Uninsured adults use emergency rooms at similar rates to those with insurance, new research finds. Scholars at Harvard, the University of Chicago and MIT present this finding to correct what they call a “common misperception that the uninsured use the ED [Emergency Department] more than the insured.”
In fact, they found that adults insured through Medicaid — public insurance for the poor — use the emergency room more than those without insurance. Looking at survey data from 2013, the researchers found that 12.2 percent of uninsured adults had visits to the emergency room compared with 13.7 percent of insured adults. Of those who had insurance, 29.3 percent of adults on Medicaid made emergency room visits. Fewer privately insured adults — 11.1 percent — went to the emergency room.
The researchers also looked at data to categorize these emergency room visits. They found that insured and uninsured adults used the emergency room in similar ways. About 38 percent of uninsured adults’ emergency room visits were triaged as immediate or urgent; about 44 percent of insured adults’ visits fit this category. The remainder of the visits were categorized as semiurgent, nonurgent or unknown.
Outside the emergency room, however, there are substantial differences in health care usage among insured and uninsured adults. Those without insurance use both inpatient and outpatient care at much lower rates. For example, the uninsured made about two outpatient visits per person per year compared to an average of six outpatient visits per year for their insured peers.
The researchers conclude, “Thus, while the uninsured are not overrepresented in the ED relative to the insured, they do use the ED for a much larger share of their medical care than the insured do.”
A question emerges from this research: What strategies might encourage uninsured adults to use other forms of care, such as primary care visits? A December 2017 study by scholars at the University of Colorado-Denver, Virginia Commonwealth University and the University of California at Irvine tests the efficacy of incentives.
The researchers enrolled 1,228 low-income, uninsured adults in the study. They completed baseline interviews and then offered roughly two-thirds either $25 or $50 if they saw a primary care provider within six months of the start of the trial. The remaining third, the $0 group, did not receive any incentive. The researchers also looked at a group of 415 low-income, uninsured adults with whom they made no contact as an untreated control group.
They checked the subjects’ health care claims for a year. This data includes emergency room visits, inpatient stays and outpatient services. The researchers found that all enrolled participants (including the $0 group) visited a primary care provider more often than the control group. The $25 and $50 incentive groups had a higher frequency of visits than the $0 group. Even after the six-month incentive period ended, individuals who had received incentives of $25 or $50 saw their primary care providers at significantly higher rates than the control group and $0 group.
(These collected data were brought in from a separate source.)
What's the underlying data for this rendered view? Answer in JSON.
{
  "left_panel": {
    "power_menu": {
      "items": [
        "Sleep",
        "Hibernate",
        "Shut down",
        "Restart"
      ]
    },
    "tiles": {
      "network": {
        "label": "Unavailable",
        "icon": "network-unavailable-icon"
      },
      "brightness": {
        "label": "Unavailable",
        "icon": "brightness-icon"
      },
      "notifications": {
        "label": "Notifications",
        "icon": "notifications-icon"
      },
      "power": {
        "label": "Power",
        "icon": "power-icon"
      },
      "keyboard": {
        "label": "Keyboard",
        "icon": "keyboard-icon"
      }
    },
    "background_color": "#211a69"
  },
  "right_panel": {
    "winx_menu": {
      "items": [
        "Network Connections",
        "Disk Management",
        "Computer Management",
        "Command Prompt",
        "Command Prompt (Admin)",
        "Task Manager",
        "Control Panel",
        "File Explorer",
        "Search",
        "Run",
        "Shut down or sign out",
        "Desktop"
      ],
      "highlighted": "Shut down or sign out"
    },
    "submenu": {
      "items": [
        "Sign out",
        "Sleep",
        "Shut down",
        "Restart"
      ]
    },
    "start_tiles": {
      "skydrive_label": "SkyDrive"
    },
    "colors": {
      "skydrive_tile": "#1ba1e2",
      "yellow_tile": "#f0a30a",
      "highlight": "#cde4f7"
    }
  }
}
Further, the researchers found that the incentive groups were linked with increased use of outpatient and specialty care services. They suggest that the incentives work not only to effect the explicit outcome targeted by the reward itself (primary care visits), but also to encourage other forms of health care use.
The researchers’ analysis of the subjects most likely to respond to the incentives might further explain these findings. They found that unhealthy participants were more likely to take the incentive and see a primary care provider than the healthy participants in the sample. The researchers suggest these participants might require more follow-up visits because of their health status.
Looking at emergency room use, the researchers found those who received incentives went to the emergency room less than those in the untreated control group; for the most part, however, these findings were not statistically significant.
While they did not find reductions in health care spending for the experimental groups, the researchers suggest that over time costs may even out. “Overall, we conclude that in a low-income previously uninsured sample with poor baseline health, small cash incentives are effective at encouraging a PCP [primary care provider] visit and perhaps effective at leading to a longer-term relationship with a PCP and fewer non-emergent ED visits, but may result in higher health care costs in the short-term.”